In his letter to readers, TIME Editor-in-Chief Edward Felsenthal writes, “This year’s choice was the most clear-cut in memory. Whether the battle for Ukraine fills one with hope or with fear, the world marched to Volodymyr Zelensky’s beat in 2022. In the weeks after Russian bombs began falling on Feb. 24, his decision not to flee Kyiv but to stay and rally support was fateful. From his first 40-second Instagram post on Feb. 25… Ukraine’s president was everywhere. His information offensive shifted the geopolitical weather system, setting off a wave of action that swept the globe. In a world that had come to be defined by its divisiveness, there was a coming together around this cause, around this country that some outside it might not be able to find on a map.”

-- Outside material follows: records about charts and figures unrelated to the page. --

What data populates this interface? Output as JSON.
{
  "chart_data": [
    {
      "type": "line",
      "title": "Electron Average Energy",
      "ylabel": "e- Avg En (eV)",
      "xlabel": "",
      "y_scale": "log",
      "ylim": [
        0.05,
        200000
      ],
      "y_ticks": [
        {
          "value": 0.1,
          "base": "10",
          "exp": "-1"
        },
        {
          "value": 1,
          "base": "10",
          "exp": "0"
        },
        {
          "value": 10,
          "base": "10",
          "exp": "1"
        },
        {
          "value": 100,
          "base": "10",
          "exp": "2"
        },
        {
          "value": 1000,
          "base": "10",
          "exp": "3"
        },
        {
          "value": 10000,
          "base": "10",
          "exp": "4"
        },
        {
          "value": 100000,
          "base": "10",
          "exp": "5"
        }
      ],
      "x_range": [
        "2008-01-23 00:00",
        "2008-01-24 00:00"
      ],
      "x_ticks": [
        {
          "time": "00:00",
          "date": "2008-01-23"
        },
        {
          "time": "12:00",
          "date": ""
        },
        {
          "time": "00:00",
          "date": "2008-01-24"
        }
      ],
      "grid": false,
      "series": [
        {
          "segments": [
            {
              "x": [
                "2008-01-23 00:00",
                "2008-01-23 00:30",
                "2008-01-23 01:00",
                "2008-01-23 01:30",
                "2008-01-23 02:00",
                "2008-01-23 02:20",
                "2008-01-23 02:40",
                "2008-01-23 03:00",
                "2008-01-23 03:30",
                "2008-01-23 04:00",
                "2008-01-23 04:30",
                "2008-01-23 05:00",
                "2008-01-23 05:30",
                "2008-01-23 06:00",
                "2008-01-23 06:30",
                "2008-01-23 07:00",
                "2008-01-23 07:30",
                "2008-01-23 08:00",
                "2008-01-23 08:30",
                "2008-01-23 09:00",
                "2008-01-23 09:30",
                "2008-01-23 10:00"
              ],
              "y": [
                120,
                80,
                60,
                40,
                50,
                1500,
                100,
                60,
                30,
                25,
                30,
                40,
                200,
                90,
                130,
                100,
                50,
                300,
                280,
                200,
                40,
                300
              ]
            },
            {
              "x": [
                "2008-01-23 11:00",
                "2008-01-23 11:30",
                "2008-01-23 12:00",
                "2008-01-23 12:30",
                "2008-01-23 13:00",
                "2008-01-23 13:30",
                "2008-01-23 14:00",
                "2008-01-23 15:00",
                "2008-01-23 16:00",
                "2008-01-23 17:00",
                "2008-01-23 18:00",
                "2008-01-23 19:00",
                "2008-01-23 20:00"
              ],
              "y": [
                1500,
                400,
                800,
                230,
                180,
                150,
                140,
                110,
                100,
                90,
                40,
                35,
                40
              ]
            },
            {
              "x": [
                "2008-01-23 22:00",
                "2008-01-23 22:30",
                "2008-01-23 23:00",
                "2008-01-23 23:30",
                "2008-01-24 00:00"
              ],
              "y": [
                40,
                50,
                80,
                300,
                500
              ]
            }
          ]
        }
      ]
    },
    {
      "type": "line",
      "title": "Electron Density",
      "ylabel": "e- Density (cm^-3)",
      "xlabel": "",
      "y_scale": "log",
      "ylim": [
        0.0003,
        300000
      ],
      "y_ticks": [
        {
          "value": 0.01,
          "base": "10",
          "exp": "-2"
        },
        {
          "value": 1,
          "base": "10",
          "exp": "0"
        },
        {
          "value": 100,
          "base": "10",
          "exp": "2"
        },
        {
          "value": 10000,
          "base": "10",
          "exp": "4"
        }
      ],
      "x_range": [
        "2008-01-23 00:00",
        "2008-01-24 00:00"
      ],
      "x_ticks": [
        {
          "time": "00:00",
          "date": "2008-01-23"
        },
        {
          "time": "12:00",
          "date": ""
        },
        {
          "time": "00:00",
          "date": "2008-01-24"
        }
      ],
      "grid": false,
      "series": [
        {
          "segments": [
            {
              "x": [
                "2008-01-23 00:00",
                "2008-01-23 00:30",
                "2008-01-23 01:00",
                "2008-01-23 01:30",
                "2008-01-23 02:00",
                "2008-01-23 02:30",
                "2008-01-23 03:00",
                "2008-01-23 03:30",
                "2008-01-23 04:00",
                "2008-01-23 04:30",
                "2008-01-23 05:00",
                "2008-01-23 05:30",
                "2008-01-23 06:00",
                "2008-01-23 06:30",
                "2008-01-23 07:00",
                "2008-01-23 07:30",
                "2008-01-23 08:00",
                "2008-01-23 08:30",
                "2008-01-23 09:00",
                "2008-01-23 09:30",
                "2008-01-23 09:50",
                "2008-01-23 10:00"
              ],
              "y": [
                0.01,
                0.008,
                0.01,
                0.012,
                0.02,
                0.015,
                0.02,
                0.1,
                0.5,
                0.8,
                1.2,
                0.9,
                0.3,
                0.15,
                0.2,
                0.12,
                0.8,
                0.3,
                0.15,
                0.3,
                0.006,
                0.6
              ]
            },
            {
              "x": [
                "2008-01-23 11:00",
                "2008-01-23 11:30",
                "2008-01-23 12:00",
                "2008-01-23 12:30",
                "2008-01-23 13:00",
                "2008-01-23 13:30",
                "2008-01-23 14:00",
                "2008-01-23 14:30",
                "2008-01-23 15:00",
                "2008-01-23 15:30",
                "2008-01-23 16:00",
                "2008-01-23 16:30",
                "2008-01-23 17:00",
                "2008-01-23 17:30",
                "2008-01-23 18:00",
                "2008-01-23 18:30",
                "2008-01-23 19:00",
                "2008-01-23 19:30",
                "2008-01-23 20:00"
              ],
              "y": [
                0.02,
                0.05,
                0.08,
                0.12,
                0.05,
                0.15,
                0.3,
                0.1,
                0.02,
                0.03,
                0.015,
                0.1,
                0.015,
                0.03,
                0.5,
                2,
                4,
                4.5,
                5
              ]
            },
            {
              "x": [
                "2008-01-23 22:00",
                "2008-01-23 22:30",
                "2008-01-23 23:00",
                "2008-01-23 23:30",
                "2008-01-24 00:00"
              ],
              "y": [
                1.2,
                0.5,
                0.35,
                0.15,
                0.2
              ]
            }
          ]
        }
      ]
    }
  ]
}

Felsenthal continues, “The impact of this story on 2022 is the essence of what Person of the Year was designed to capture, the idea that fateful events on the global stage are shaped—for better and worse—by the talents, priorities, fears, and foibles of individual human beings… For proving that courage can be as contagious as fear, for stirring people and nations to come together in defense of freedom, for reminding the world of the fragility of democracy–and of peace, Volodymyr Zelensky and the spirit of Ukraine are TIME’s 2022 Person of the Year.”
REELated:
In the cover story, TIME’s Simon Shuster reveals what he learned over nine months of reporting, during which Zelensky and his team have granted him unparalleled access to work inside the presidential compound: “In April, less than two months into the invasion, Zelensky told me he had aged and changed ‘from all this wisdom that I never wanted.’ Now, half a year later, the transformation was starker. Aides who once saw him as a lightweight now praise his toughness. Slights that might once have upset him now elicit no more than a shrug. Some of his allies miss the old Zelensky, the practical joker with the boyish smile. But they realize he needs to be different now, much harder and deaf to distractions, or else his country might not survive.”